The Philippine Stock Exchange Index fell 0.2 percent to 6,780.26 at the 3:30 p.m. close of trading in Manila today, its third straight day of losses, the longest losing streak in four weeks.
All three money managers predict the retreat in stocks will be short-lived as the nation’s improving economic health lures overseas investors. The economy capped its biggest two-year expansion since the 1950s in 2013 as benchmark interest rates stayed at a record lows, while the government won a credit- rating upgrade from Standard & Poor’s this month.
As record infrastructure spending plans fuel projected economic growth of 7.5 percent, the index may rebound to 7,100 by the end of the year, according to Yu. He plans to buy consumer and property stocks to position for the rally.
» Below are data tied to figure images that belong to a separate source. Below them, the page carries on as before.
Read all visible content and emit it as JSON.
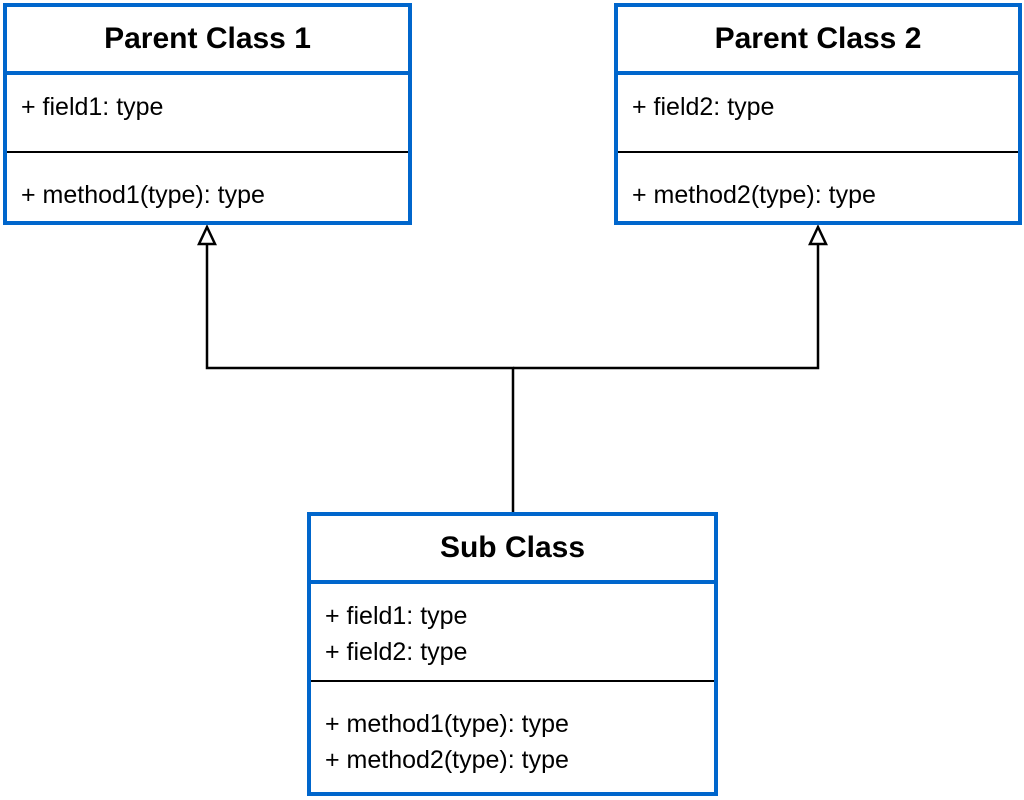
{
  "diagram": {
    "type": "UML class diagram (multiple inheritance)",
    "colors": {
      "box_border": "#0066cc",
      "line": "#000000",
      "background": "#ffffff"
    },
    "classes": [
      {
        "id": "parent1",
        "name": "Parent Class 1",
        "fields": [
          "+ field1: type"
        ],
        "methods": [
          "+ method1(type): type"
        ]
      },
      {
        "id": "parent2",
        "name": "Parent Class 2",
        "fields": [
          "+ field2: type"
        ],
        "methods": [
          "+ method2(type): type"
        ]
      },
      {
        "id": "sub",
        "name": "Sub Class",
        "fields": [
          "+ field1: type",
          "+ field2: type"
        ],
        "methods": [
          "+ method1(type): type",
          "+ method2(type): type"
        ]
      }
    ],
    "relationships": [
      {
        "type": "generalization",
        "from": "Sub Class",
        "to": "Parent Class 1",
        "arrowhead": "hollow-triangle"
      },
      {
        "type": "generalization",
        "from": "Sub Class",
        "to": "Parent Class 2",
        "arrowhead": "hollow-triangle"
      }
    ]
  }
}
“There will be a consolidation towards the 6,500 level in the near term, but the long-term bullish scenario remains intact,” Aclan said in a phone interview from Manila.
The Philippine index’s valuation is approaching a high of 22 times reported earnings reached in May 2013. The gauge lost more than 20 percent from that level through August amid concern that reduced bond purchases by the U.S. Federal Reserve would deter investors from buying emerging-market assets.
Companies in the benchmark index posted an aggregate 21 percent drop in first-quarter earnings, trailing analyst estimates by 3.2 percent, according to data compiled by Bloomberg. That compares with profit growth of 4.1 percent for the MSCI EM Asia index.
“In terms of valuation, we are among the most expensive in the region and the earnings we have seen indicate we are not due for upgrades yet,” Yu said. “Investors should ease up on stocks that have outperformed and are overvalued.”